И не только мы, Майские гимназисты, "не были тогда в курсе", но и весь тогдашний образованный мир обнаруживал удивительную с теперешней точки зрения "отсталость". Так, например, ныне твердо усвоено всеми, кто мнит себя что-то понимающим в искусстве, что в 1860-х и в 1870-х годах во Франции господствовал импрессионизм, что то было движение, если еще и не официально вполне признанное, то всё же "очевидное", происходившее на глазах у всех.
На самом же деле это было совсем не так. .Импрессионизм вплоть до 1890-х годов был явлением скорее "подпольным", известным лишь тесному кругу. Еще более тесный круг не только знал о существовании каких-то художников, назвавшихся импрессионистами, но и оценивал их искусство, считал его чем-то интересным и прекрасным. Большие массы лишь изредка, урывками узнавали о существовании таких художников как Манэ, Дега, Моне, Ренуар, а если эти имена и произносились или печатались в каких-либо критических статьях, то всегда с оттенком иронии. Эти нынешние неоспоримые представители "славы Франции" казались громадному большинству безумцами, если не шарлатанами.
Напротив несомненной "славой Франции" почитались Жером, Бенжамен Констан, Ж. П. Лоране, Эннер, Мейссонне, Бонна, Бугеро, Руабэ, Жюль Лефевр. Передовыми смельчаками могли себя считать те, кто "шел дальше" и с уважением, с интересом или даже с восторгом относились к Пюви де Шаванн, к Гюставу Моро. к Бастиен-Лепажу, к Каролюсу Дюрану, к Даньану Буврэ, к Карриеру, и уже самые отважные любовались Бэнаром... Что же касается до ежегодного парижского Салона, то там напрасно стали бы искать картины хотя бы только похожие на импрессионистов.
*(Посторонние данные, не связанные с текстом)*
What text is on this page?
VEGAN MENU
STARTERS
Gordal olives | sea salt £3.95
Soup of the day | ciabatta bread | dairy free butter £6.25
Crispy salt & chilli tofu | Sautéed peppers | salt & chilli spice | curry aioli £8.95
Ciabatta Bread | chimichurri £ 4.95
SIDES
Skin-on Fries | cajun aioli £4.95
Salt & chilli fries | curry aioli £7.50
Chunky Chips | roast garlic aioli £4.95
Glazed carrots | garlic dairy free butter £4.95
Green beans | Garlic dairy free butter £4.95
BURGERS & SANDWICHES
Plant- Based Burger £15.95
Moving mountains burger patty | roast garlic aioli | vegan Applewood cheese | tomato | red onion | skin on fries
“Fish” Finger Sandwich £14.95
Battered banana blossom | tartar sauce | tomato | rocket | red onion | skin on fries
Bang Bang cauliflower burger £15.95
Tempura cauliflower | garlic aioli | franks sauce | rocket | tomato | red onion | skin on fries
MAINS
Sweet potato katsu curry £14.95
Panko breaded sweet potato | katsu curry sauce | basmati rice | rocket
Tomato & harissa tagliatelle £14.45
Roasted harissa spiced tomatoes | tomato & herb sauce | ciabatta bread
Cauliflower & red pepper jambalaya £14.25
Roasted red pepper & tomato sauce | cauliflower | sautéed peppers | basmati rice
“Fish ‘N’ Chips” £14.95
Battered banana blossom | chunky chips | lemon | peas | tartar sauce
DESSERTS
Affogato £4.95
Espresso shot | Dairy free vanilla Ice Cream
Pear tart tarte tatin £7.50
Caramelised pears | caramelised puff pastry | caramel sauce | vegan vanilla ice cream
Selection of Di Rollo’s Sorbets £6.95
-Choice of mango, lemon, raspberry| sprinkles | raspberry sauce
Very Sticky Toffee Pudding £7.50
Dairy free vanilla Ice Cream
Особенно характерным явлением для этих публичных художественных базаров были гигантские картины с историческими потрясающими сюжетами. Больше всех других по формату были и более всех других возбуждали интерес масс - полотнища Рошгросса.
В сущности, выражение импрессионизм стало известно широкой публике только по выходе в свет нашумевшего романа Золя - "Труд", но большинство его читателей оставалось каким-то недоступным для общего ознакомления - даже в самом Париже. Единственным местом, где постоянно выставлялись картины импрессионистов была галлерея Дюран-Рюэля, но существование этого, довольно скромного магазина далеко не всем было известно. Замечательно, что когда государство решилось принять дар Кайботта в 1895 роду, состоявший из картин импрессионистов, то это возбудило в художественном мире настоящий скандал, и раскаты того негодования, которым воспылало французское общество во имя здравого смысла, благоразумия, вкуса и даже "чести Франции" - слышались еще многие многие годы спустя. Посетители залы Кайботта в Люксембургском музее долго еще покатывались со смеха и держались за животики перед такими ныне ставшими классическими картинами, как "Олимпия" Манэ, как "Bal du Moulin de la Galette" Ренуара, как некоторые пейзажи Моне и Сислея.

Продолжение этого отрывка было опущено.